India’s Ministry of Commerce and Industry has announced an agreement with the EU to setting their dispute over the seizure of Indian generic drugs in transit.  The EU has agreed to adopt guidelines for its customs officials preventing them from seizing medicines in transit unless they have evidence that the goods will enter the European market, and would therefore infringe patent rights in the EU.  In return, “India will not request the establishment of a dispute settlement panel at the WTO” as long as the understanding is upheld.

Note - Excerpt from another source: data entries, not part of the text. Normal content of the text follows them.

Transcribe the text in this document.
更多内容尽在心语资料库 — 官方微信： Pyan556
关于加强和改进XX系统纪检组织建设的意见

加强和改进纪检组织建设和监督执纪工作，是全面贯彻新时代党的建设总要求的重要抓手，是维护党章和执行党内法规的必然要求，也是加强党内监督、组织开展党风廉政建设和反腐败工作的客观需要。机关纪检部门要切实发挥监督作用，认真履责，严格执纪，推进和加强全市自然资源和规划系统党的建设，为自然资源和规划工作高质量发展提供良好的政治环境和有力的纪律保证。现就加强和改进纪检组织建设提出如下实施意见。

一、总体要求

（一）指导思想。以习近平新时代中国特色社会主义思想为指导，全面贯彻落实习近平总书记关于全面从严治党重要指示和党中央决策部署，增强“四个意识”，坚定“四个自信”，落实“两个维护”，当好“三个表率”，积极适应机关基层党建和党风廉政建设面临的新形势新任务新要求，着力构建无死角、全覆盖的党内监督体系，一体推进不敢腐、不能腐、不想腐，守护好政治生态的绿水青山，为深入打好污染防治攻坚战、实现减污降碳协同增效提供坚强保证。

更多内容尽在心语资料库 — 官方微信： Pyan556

The dispute was instigated by a series of incidents where generic medicines being shipped from India to Latin America and Africa through European ports were siezed by EU customs officers, even though the goods were not meant to enter into European markets. In response, India initiated a request for consultations at the World Trade Organization (the first step in the process of a formal WTO dispute).  India’s complaint alleged that the seizures violated many Articles of both TRIPS and the General Agreement on Tariffs and Trade (GATT).  The seizures violated TRIPS Articles 41 and 42 because they “create barriers to legitimate trade, permit abuse of the rights conferred on the owner of a patent, are unfair and inequitable, unnecessarily burdensome and complicated and create unwarranted delays.”  They violate GATT Articles 2,3,4,5 and 7 because they “are unreasonable, discriminatory and interfere with, and impose unnecessary delays and restrictions on, the freedom of transit of generic drugs lawfully manufactured within, and exported from, India by the routes most convenient for international transit.”